The NHS share of private patient business has crept up in recent years. With 1400 pay beds in NHS hospitals, the NHS share rose to 15.1 per cent last year from 11.2 per cent in 1988.
Although there has been no rush to the private sector in the past five years, there has been strong growth in the number and type of policies on offer. Once BUPA, PPP and WPA, the three provident associations, had the field to themselves. Now there are some 30 insurers, many from overseas, offering 400 variations of policy.

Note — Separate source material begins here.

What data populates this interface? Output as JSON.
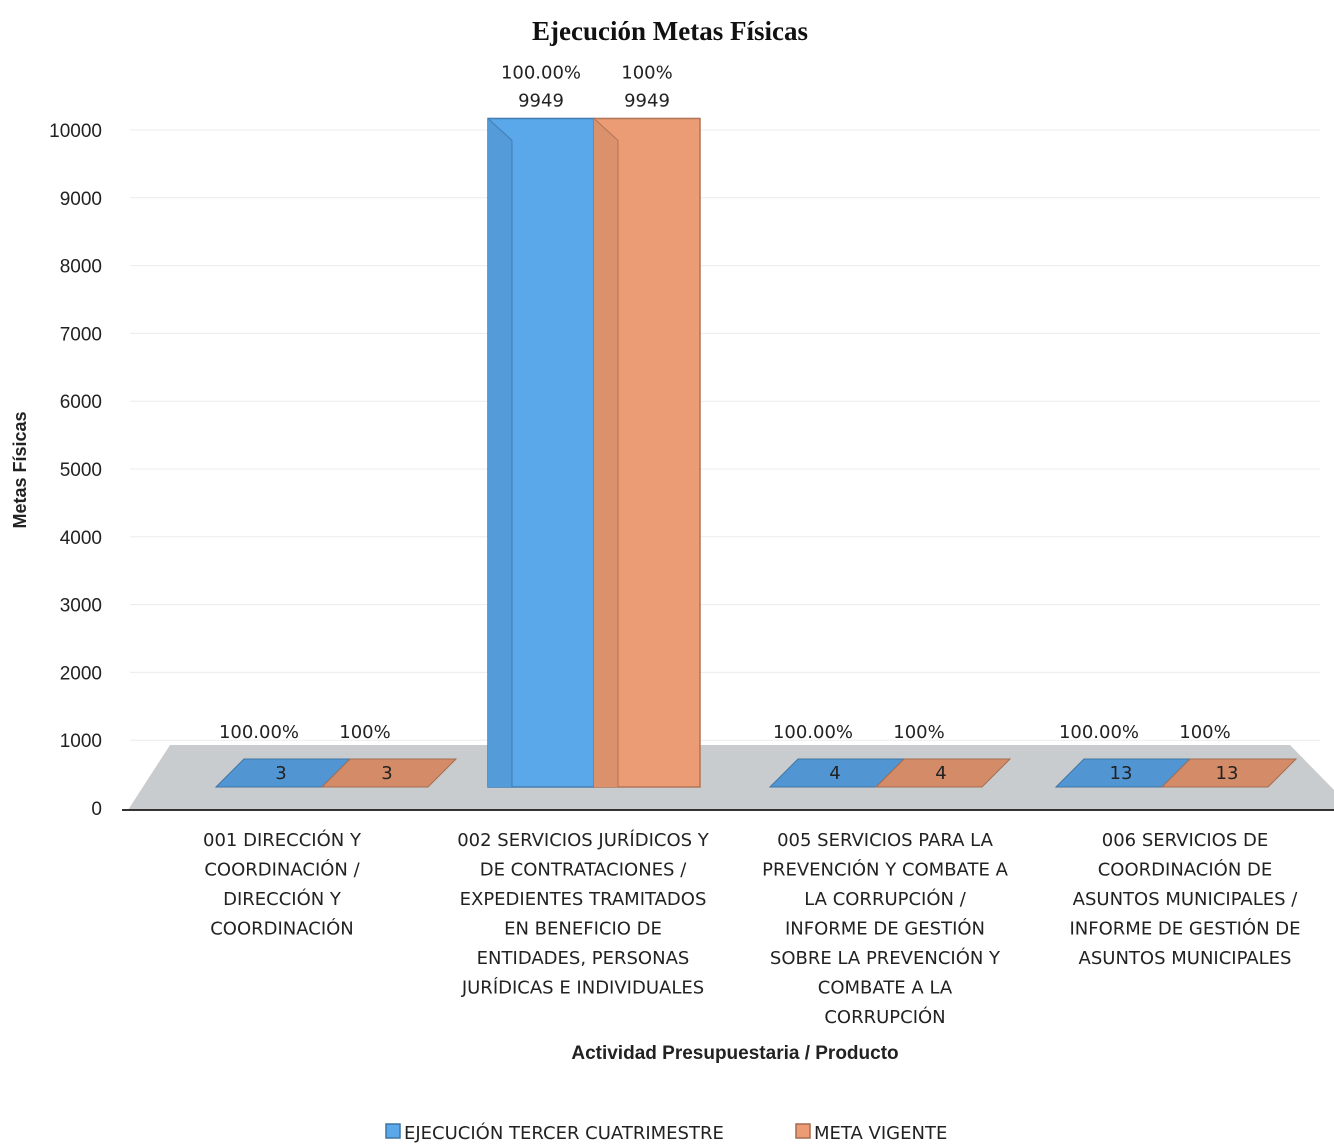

PMI is not the only private health cover available, MME or major medical expenses insurance pays out a cash lump sum if the policyholder has to undergo surgery. Hospital cash plans pay out a cash lump sum for each day spent as a patient in either an NHS or a private hospital. Permanent health insurance (PHI) replaces income if the policyholder is off work for a long time. Critical illness insurance pays out a lump sum on diagnosis of specified illnesses like cancer or a stroke. Long term care insurance, aimed mainly at the elderly, pays an income to be used for nursing home bills.
Finally there is the pay as you go option. Because of the cost of insurance, many people prefer to pray for good health and pay for private operations as and when they are needed. Nuffield, the private hospital group, is offering up to one year's interest free credit to pay for treatment provided patients can put up a 10 per cent deposit.